После ужина все расходятся по своим покоям. Мартина поместили внизу с прислугой. Я перехожу из одной комнаты в другую, иду длинными коридорами. Огромный холодный дом, совсем пустой. Интересно, отец надеялся, что здесь будет жить большая гостеприимная семья с множеством детей, или просто хотел, чтобы замок графа был не хуже, чем у других?
Ночью мне не спится. В саду тоскливо хохочет сова. Душно – собирается гроза, где-то далеко ворчит гром. Я ворочаюсь с боку на бок. Что-то не дает мне покоя – такое непонятное, такое горькое и такое сладкое.
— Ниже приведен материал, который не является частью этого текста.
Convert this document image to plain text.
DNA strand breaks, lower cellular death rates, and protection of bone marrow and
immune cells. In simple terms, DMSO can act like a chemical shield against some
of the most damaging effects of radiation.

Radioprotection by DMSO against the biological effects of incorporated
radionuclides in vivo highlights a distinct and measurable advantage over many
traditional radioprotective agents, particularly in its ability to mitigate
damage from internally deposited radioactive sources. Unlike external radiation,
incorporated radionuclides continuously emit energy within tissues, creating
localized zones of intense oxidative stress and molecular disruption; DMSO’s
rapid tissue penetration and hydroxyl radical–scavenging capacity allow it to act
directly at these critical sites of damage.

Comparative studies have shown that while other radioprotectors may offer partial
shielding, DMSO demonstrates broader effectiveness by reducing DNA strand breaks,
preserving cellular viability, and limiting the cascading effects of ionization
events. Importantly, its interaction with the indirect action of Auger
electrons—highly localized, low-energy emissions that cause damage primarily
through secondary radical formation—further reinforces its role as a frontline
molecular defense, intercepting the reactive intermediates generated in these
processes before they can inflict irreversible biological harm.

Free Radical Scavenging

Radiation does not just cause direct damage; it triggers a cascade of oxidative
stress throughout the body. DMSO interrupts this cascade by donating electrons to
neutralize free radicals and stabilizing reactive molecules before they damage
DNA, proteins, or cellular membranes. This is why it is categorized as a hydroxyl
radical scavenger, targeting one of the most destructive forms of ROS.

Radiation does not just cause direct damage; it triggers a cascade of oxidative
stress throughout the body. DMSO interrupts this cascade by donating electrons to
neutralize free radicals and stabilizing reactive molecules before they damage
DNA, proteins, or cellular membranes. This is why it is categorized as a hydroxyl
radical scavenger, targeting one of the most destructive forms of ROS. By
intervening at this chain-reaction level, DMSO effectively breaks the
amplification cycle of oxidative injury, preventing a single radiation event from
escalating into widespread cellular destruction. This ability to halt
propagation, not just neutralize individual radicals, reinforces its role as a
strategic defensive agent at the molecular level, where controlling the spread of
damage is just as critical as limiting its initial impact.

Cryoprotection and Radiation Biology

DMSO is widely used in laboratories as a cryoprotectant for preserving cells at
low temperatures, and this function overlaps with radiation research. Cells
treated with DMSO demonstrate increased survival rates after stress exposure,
Вспышка молнии – и я вижу у окна неясный силуэт. Сердце замирает, чтобы тут же пуститься вскачь.
– Здравствуй, Мэг! – этот голос, мучительно знакомый и любимый…
– Джон! – шепчу я. – Прости меня!
– Тебе не за что просить прощения, дорогая! Я был с тобой рядом все эти годы – чтобы ты не оставалась одна. Но теперь я могу уйти.
– Я не видела тебя мертвым, Джон! – по моим щекам текут слезы. – Наверно, я никак не могла до конца поверить, что тебя нет.
– И поэтому ты боялась полюбить снова. Поверь, Мэг, для небесной любви еще будет время, бесконечное время, но на земле этой любви надо учиться. Надо любить земной любовью. И она у тебя будет. Она уже у тебя есть.
– Я всегда буду помнить тебя, Джон! – мне так хочется коснуться его, обнять, но я не могу даже шевельнуть рукой.
– Да, милая, будешь. Но это не будет больше мучить тебя. Прощай, Мэг. Я верю, мы еще встретимся…
Еще одна вспышка молнии, раскат грома, шум дождя – у окна никого нет. Слезы все так же катятся по щекам на подушку, но теперь они смывают с моей души все темное, скверное… Я снова как ребенок, который засыпает с улыбкой на губах и просыпается с ожиданием счастья.
На следующий день Мартин начинает писать мой портрет. У меня в ушах снова и снова звучат слова Джона: «Надо любить земной любовью... Она уже у тебя есть». Я смотрю Мартину прямо в глаза и вижу, как вздрагивает его рука, в которой зажат кусочек угля.
«Да?» – спрашивает его взгляд, в котором огромное желание поверить и страх ошибиться.
«Да!» – отвечает мой ликующий взгляд, и я понимаю, что обратного пути уже нет.